There’s an interesting debate over at Jezebel about the subject of this week’s cover story, Ameenah Franks, a young mother from DC who got really good at stealing from highly-secured federal office buildings. She charmed her way into places like the Nuclear Regulatory Commission and stole cash from people’s purses and desk drawers. Franks told me she chose to steal because she wanted to keep her family together. She had a husband and, by age 20, four children.

Some of the commenters think she was recklessly irresponsible for having so many children, and make caustic comments like: “another case in favor of forced sterilization.” That really took me by surprise. Obviously, Franks might have had an easier life if she didn’t have children so young. But teen pregnancy isn’t just about personal responsibility. It’s about culture and education and a whole complicated stew of factors that don’t necessarily make sense if you were brought up knowing you’d have a real shot at a stable life. Think how hard it would have been for her, living very much on the periphery, to have gotten birth control pills. And she was married. Doesn’t Bush think marriage + babies = the cure to poverty?

One thing we cut from the article was the story of how Franks first got pregnant. I think it says a lot about the state of sex ed in this country.

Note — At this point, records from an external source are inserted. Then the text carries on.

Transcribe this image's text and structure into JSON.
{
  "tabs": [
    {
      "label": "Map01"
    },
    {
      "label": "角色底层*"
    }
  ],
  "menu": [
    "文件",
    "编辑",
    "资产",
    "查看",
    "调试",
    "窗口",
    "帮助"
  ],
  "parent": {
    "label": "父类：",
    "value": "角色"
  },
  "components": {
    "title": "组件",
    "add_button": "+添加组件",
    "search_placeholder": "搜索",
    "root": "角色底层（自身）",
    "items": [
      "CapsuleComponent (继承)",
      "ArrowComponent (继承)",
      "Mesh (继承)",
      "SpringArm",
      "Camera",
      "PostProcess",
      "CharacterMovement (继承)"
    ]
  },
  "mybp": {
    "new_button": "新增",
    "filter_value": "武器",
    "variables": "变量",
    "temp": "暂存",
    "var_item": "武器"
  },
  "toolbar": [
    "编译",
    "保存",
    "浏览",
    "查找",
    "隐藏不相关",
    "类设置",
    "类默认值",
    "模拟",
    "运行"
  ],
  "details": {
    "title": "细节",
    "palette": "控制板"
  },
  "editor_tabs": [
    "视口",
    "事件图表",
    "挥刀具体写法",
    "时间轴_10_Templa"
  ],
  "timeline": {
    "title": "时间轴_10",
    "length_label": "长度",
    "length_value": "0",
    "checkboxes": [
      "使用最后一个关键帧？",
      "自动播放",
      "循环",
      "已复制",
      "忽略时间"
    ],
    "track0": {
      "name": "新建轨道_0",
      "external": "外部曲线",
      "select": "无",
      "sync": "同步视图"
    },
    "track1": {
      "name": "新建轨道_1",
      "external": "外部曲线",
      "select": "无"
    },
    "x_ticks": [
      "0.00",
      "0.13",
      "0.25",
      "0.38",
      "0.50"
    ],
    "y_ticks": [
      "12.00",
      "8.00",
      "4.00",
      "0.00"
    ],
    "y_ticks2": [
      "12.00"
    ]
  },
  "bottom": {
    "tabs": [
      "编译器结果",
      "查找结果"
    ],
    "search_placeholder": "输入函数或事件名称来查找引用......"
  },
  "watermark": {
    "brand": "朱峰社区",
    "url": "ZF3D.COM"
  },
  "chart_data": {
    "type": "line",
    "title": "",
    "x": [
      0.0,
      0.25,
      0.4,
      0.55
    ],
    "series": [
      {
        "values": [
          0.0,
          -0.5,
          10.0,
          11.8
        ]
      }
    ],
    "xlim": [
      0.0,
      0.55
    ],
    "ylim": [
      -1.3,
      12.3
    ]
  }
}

When Franks first started dating her future husband, she told him she didn’t want to have sex until after they got married. But she was in love with him and, like anyone, wanted physical intimacy. So she let him rub his penis against her vagina until he came, never letting him go in all the way. She thought it was safe. She didn’t realize she was pregnant until after he’d left for boot camp.

Franks was obviously smart, but she made decisions that seem pretty stupid from the outside. I think the interesting thing here is the fact that someone can have the intellectual capacity to succeed and still fail. If you focus only on her personal responsibility for screwing up, you miss all the other confusing, argument-starting stuff, like education and health care and poverty and race.

I think it also comes through in the story that Franks didn’t steal just to support her family. She got a thrill out of being good at something. Doesn’t make it right in any way — but it is interesting.